I can remember being really into it, along with probably most every other 5th and 6th grader in my life.
But were we really aware how age-inappropriate it all was? The pregnancy/abortion issue, the sleazy TV show host hitting on the young girl, the drag racing, smoking, slutty leather pants outfit, the Italian swear word in "Sandra Dee," etc, etc?
No, we were not aware that this movie was not made for our age group.
At least I wasn't. Until the day our music teacher was sick.
I can't exactly remember why she was out, but it must have been something fairly sudden, because there was not a substitute teacher. Instead, one of the school administrators was the Sub for our music class that day.
I'm sure he thought he was doing a nice, "cool" thing, when, for lack of anything else to kill 45 minutes of class time, he acquiesced to the students insistent requests, to let us sit quietly, and play the "Grease" Soundtrack on the classroom record player.
Did I know the lyrics to "Beauty School Dropout"? Probably. Well, phonetically anyway. I'm sure I could sing along, but did I know what I was singing about?
I remember our sinking Sub's face getting a little redder and a little redder, as this song progressed.
But it was when Frankie Avalon really sticks the line "unless she was a hooker!" that his eyes just totally bugged out of his head.

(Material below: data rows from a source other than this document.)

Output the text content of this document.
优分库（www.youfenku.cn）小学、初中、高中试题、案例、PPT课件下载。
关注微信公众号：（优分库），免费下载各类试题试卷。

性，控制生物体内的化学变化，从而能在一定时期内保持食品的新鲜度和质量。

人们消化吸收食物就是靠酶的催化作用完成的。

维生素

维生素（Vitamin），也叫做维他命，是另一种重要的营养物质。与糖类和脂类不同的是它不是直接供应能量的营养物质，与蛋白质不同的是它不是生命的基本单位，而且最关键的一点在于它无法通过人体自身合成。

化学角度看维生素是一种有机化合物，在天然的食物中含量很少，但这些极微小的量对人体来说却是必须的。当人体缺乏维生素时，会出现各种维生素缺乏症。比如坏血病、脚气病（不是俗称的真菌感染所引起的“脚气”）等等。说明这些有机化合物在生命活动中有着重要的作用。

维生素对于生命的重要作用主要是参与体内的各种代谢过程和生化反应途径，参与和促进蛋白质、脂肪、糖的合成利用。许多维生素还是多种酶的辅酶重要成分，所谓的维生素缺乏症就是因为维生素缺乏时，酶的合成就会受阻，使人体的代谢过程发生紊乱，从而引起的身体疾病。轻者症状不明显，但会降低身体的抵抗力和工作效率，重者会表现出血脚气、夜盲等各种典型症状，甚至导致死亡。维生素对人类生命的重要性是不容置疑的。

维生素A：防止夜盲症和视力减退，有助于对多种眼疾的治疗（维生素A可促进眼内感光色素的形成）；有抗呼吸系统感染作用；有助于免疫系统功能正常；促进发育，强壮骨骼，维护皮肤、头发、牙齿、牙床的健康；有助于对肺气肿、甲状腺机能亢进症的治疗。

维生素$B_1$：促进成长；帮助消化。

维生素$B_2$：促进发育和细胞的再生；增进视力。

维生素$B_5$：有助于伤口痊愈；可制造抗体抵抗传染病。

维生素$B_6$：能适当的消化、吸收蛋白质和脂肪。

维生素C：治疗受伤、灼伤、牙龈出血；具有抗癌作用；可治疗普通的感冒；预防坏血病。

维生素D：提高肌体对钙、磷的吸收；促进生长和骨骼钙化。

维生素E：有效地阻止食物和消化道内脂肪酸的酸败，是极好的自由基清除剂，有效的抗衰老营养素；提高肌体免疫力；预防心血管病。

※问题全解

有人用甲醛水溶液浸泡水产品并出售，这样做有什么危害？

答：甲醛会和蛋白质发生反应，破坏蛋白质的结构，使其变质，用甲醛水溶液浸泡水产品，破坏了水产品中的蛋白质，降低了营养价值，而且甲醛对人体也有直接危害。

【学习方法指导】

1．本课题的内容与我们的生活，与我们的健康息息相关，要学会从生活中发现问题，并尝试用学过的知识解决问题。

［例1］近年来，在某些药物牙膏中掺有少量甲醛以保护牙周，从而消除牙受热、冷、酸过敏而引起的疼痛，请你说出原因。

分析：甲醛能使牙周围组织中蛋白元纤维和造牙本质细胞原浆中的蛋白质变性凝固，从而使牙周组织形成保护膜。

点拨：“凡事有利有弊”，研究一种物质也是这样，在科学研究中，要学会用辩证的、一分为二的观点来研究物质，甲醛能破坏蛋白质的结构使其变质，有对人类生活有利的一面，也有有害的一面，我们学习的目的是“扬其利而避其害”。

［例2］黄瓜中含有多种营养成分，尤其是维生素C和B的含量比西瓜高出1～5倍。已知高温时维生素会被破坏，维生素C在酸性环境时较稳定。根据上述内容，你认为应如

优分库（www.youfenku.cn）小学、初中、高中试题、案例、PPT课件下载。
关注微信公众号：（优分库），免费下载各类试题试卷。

Like a ballet dancer whose pants have just fallen off*, you could see him frozen, struggling to make a choice: Freak out and stop everything cold, making a scene? Or just keep going, as if nothing is wrong, and don't draw attention to it.
Maybe it was inertia or maybe it was his nature as an administrator, but he chose the latter, and did nothing except glower a little.
For many years, the thought of it made me laugh.
But now, I'm on the other side of the equation. I'm a Dad, with kids who are going to listen to things that will horrify me.
Am I really going to be the Dad that doesn't let his kid listen to the Soundtrack of a 40 year old beloved American Institution/Musical?
Or worse, am I really going to be the Dad that listens to the "Grease" Soundtrack with his daughter, and then "raps" about the issues it raises of female objectification, peer pressure, chastity and the importance of completing high school?
Can't I just go back to Middle School?
See the movie scene on Youtube.
* I know, I know, ballet dancers don't wear pants. But that's the line that popped into my head, and it made me laugh, so I kept it.